The Washington Square News, one of NYU's student papers, was told of Stanzak's situation and asked to do a profile on him. At first Stanzak refused, fearing how NYU would react to the situation. However, once Stanzak was told that the article would only be printed with his consent, he agreed to an interview. In April 2004, just before the release of the news article, an NYU dean was told of Stanzak's situation, and requested a meeting. At the meeting, the dean told Stanzak that his initiative was remarkable, but that he could no longer live in the library, and Stanzak was provided free NYU housing for the last few weeks of classes. The day the profile was published, reporters started calling Stanzak, and he became an overnight celebrity. Stanzak received widespread media attention, appearing on Good Morning America on April 29.

Stanzak continued to receive financial assistance from NYU until graduation, and no longer updates his blog or web site. After his time in Bobst library, he became a Resident Assistant at NYU's Lafayette Street Residence, in Chinatown.

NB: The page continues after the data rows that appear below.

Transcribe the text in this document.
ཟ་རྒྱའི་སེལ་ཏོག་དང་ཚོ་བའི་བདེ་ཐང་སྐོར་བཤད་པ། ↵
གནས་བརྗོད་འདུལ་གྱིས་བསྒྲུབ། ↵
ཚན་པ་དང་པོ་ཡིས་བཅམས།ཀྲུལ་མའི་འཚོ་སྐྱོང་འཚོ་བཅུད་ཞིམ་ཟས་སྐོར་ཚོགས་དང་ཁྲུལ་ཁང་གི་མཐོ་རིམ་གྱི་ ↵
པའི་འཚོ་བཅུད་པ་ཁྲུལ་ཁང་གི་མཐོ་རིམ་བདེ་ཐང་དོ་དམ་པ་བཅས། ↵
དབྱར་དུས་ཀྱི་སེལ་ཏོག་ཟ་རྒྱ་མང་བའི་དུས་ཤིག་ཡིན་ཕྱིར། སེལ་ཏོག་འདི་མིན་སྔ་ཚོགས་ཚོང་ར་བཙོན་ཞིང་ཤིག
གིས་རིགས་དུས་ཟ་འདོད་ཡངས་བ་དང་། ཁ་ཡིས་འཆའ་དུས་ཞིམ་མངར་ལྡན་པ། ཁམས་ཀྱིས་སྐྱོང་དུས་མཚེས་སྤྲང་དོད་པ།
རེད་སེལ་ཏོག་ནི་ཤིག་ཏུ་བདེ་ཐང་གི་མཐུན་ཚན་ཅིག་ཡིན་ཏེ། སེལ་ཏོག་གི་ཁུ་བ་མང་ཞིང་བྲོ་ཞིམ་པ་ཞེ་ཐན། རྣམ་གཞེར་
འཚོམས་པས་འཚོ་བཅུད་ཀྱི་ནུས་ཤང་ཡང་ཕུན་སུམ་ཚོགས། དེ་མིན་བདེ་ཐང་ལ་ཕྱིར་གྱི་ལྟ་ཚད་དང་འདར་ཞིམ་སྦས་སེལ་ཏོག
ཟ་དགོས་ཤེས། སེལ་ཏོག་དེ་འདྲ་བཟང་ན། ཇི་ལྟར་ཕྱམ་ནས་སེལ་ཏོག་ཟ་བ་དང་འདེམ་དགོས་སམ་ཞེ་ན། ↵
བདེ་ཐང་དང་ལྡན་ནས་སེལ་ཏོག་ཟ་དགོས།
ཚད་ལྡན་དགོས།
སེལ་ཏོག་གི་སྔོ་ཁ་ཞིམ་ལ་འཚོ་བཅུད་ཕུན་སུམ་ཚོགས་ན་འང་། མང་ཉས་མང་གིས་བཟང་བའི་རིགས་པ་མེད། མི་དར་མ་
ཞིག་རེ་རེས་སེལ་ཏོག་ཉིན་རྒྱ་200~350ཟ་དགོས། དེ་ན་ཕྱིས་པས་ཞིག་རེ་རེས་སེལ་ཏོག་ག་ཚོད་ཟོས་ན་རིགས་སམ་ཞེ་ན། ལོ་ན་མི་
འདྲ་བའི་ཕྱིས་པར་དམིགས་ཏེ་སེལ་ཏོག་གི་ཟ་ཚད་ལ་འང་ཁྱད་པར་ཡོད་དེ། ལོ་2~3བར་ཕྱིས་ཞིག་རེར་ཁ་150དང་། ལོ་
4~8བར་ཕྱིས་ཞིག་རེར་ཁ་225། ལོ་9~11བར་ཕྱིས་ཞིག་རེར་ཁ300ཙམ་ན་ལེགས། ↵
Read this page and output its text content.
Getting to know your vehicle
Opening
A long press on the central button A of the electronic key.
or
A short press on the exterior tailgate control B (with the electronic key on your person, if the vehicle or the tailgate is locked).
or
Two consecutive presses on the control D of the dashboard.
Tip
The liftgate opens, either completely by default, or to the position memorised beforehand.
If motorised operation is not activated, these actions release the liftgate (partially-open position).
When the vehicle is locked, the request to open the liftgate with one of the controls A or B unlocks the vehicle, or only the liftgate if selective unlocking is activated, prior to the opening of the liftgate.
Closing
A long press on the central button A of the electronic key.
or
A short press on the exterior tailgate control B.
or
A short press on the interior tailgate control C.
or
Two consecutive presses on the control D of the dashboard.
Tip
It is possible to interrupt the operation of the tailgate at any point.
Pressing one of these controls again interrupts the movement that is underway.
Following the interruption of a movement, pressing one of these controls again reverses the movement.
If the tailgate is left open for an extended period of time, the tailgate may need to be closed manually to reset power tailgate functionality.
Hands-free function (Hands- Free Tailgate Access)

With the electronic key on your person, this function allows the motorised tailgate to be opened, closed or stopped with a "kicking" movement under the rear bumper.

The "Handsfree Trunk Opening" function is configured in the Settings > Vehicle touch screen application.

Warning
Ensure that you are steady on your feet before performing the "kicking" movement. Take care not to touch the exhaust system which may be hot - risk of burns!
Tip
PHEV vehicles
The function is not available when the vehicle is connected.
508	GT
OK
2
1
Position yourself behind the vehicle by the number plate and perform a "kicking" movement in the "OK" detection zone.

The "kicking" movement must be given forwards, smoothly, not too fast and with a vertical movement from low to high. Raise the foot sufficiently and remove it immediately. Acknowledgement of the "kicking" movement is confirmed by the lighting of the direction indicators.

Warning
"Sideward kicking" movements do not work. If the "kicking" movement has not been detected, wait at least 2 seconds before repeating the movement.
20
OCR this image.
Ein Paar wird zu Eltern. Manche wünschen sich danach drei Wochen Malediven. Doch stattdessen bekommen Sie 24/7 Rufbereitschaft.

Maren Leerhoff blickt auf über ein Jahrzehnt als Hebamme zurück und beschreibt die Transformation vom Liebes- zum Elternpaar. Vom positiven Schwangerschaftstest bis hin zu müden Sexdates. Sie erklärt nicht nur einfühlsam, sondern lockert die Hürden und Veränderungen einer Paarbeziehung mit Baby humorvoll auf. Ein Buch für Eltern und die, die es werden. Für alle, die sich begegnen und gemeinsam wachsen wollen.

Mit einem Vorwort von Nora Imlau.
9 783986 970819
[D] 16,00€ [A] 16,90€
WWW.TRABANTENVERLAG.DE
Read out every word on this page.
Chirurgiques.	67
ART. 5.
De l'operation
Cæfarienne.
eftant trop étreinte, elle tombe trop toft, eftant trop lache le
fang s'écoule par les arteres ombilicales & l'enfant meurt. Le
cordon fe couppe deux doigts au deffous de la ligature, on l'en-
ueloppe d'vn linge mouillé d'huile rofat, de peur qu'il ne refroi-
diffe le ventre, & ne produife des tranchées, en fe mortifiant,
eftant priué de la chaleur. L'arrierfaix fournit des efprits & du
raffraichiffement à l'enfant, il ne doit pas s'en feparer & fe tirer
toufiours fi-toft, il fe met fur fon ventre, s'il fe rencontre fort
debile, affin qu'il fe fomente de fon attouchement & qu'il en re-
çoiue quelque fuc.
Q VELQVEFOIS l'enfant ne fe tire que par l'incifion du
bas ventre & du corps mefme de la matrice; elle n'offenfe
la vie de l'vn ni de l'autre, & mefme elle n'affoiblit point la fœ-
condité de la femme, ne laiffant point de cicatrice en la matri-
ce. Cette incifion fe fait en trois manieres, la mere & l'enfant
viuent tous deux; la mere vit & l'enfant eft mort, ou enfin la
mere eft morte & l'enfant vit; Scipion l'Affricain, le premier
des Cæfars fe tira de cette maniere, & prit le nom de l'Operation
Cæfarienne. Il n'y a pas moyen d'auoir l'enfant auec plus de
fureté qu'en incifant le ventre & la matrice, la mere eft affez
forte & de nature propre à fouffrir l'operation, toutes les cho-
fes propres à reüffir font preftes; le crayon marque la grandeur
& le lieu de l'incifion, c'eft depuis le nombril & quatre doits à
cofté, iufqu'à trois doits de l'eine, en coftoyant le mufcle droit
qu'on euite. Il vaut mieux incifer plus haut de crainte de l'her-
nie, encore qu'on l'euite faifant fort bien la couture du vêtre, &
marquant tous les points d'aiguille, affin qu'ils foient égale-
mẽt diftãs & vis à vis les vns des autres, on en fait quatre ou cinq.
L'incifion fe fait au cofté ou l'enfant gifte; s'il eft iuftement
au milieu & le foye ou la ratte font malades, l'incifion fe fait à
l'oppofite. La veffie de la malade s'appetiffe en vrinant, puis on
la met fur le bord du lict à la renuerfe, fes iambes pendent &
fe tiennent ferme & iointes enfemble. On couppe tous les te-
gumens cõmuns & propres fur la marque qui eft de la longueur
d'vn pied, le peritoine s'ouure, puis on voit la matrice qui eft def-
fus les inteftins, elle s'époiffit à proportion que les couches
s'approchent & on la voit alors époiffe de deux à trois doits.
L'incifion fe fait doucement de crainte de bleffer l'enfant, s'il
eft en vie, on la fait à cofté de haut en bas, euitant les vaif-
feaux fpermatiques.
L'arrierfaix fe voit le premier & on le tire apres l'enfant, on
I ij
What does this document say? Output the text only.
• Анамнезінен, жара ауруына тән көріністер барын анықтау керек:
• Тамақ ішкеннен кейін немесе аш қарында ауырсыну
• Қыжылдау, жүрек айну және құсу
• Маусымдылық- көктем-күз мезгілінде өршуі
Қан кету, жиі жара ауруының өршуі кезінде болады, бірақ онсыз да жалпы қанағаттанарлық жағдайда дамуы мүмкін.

After graduation from NYU, Stanzak later attended Indiana University Bloomington, where he received an M.A. (2009) and Ph.D. (2014), both in folklore. He subsequently became a software engineer; among other projects he developed a web application for New Yorkers to apply for rental assistance.

==Name==
In 2016, several student organizations sent a list of demands to the NYU Board of Trustees. One of these demands called for a name-change due to Elmer Holmes Bobst's alleged history of antisemitism.